Schneeberger Daniela · Nationalrat · 2022-12-14
Schneeberger Daniela · Nationalrat · Basel-Landschaft · FDP-Liberale Fraktion · 2022-12-14
Wortprotokoll
Die Motion 22.3883 hat einen guten Gedanken als Grundlage. Wir alle wollen, dass die Mittel der russischen und belarussischen Oligarchen, die im Zusammenhang mit der Kriegsfinanzierung stehen, gesperrt sind. Seit Beginn des Krieges haben wir gesehen, dass die Schweiz einen guten Job macht. Die Sperrung erfolgte rasch und umsichtig, und die Behörden und die privaten Akteure haben Hand in Hand wirkungsvolle Lösungen gefunden. Konkret heisst dies, dass eine gute Koordination und Zusammenarbeit zwischen den Behörden und den Unternehmen in der Schweiz besteht. Das SECO hat betont, dass die Zusammenarbeit auch in der Bundesverwaltung sehr gut eingespielt ist.
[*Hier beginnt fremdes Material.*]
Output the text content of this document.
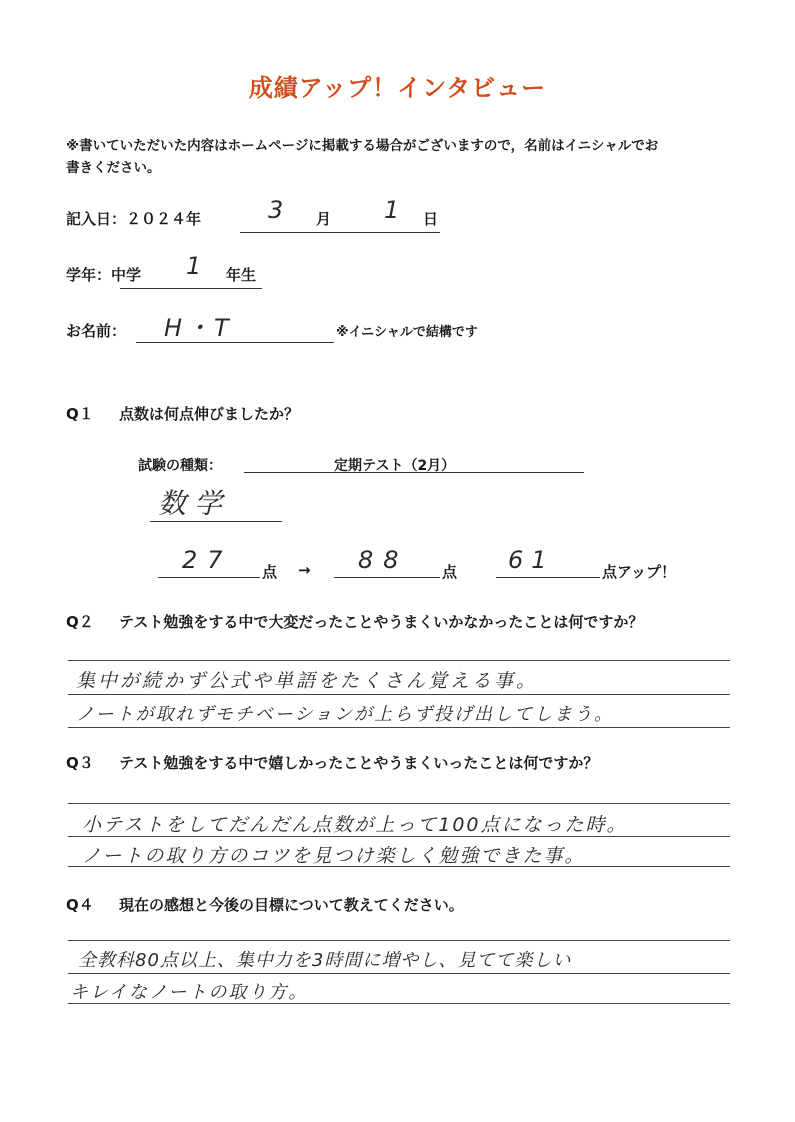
成績アップ！インタビュー
※書いていただいた内容はホームページに掲載する場合がございますので，名前はイニシャルでお
書きください。
記入日：２０２４年	3 月 1 日
学年：中学 1 年生
お名前： H・T	※イニシャルで結構です
Q１ 点数は何点伸びましたか？
試験の種類：	定期テスト（2月）
数学
27 点 → 88 点 61	点アップ！
Q２ テスト勉強をする中で大変だったことやうまくいかなかったことは何ですか？
集中が続かず公式や単語をたくさん覚える事。
ノートが取れずモチベーションが上らず投げ出してしまう。
Q３ テスト勉強をする中で嬉しかったことやうまくいったことは何ですか？
小テストをしてだんだん点数が上って100点になった時。
ノートの取り方のコツを見つけ楽しく勉強できた事。
Q４ 現在の感想と今後の目標について教えてください。
全教科80点以上、集中力を3時間に増やし、見てて楽しい
キレイなノートの取り方。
Nur ein kleiner Teil der Sanktionen betrifft die blockierten Gelder. Alle Sanktionen müssen koordiniert und klug verknüpft sein. Eine einseitige Fokussierung auf die Geldmittel durch eine Taskforce ist auch inhaltlich viel zu eng gedacht.
Wenn eine Taskforce gefordert wird, stellt sich natürlich die Frage, welches Problem sie lösen soll. Angesichts der aktuellen Situation ist diese Frage berechtigt. Denn eine solche Taskforce wäre vor allem eines: ein Misstrauensvotum gegen das funktionierende und etablierte System der Zusammenarbeit von Staat und privaten Akteuren, die seit Beginn des Krieges am Werk sind und genau diese Sperrungen umsetzen, und das wirkungsvoll.
Aus Sicht der Minderheit bringt eine zusätzliche Taskforce ausser Aufwand und vielen Fragezeichen nichts. Sie schafft einen grösseren Aufwand in der Koordination. Sie ist unseres Erachtens also sogar kontraproduktiv, weil sie die Arbeit zusätzlich erschwert, und zwar durch eine neue Instanz, die quer in die laufenden, rechtsstaatlich abgesicherten, funktionalen und wirkungsvollen Prozesse hineinwirkt.
Es gibt deshalb gute Gründe, beim Aufbau neuer Instrumente sehr zurückhaltend zu sein. Gerade im Krieg ist es wichtig, dass jene Menschen bei den Behörden und in den privaten Organisationen, die nun am Arbeiten sind, nicht auch noch durch zusätzliche Bürokratie in ihrer Effizienz gehindert werden. Es ist doch heute das Wichtigste, dass wir maximal handlungsfähig sind. Nachdem wir in der Kommission darüber informiert wurden, dass das Aufsichtskonzept tauglich sei, sind wir der Meinung, dass wir hier gut unterwegs sind. Unseres Erachtens erschwert eine Taskforce die Handlungsfähigkeit, und sie behindert laufende Prozesse.
Wer zur Taskforce Ja sagt, lähmt letztlich unser Land in einer wichtigen Phase, in der rasche und eingespielte Entscheide wichtig sind. Deshalb lehnen wir die Schaffung einer solchen Taskforce ab. Wir wollen, dass die bestehenden Strukturen weiter funktionieren und die Oligarchengelder wirkungsvoll blockiert sind und bleiben.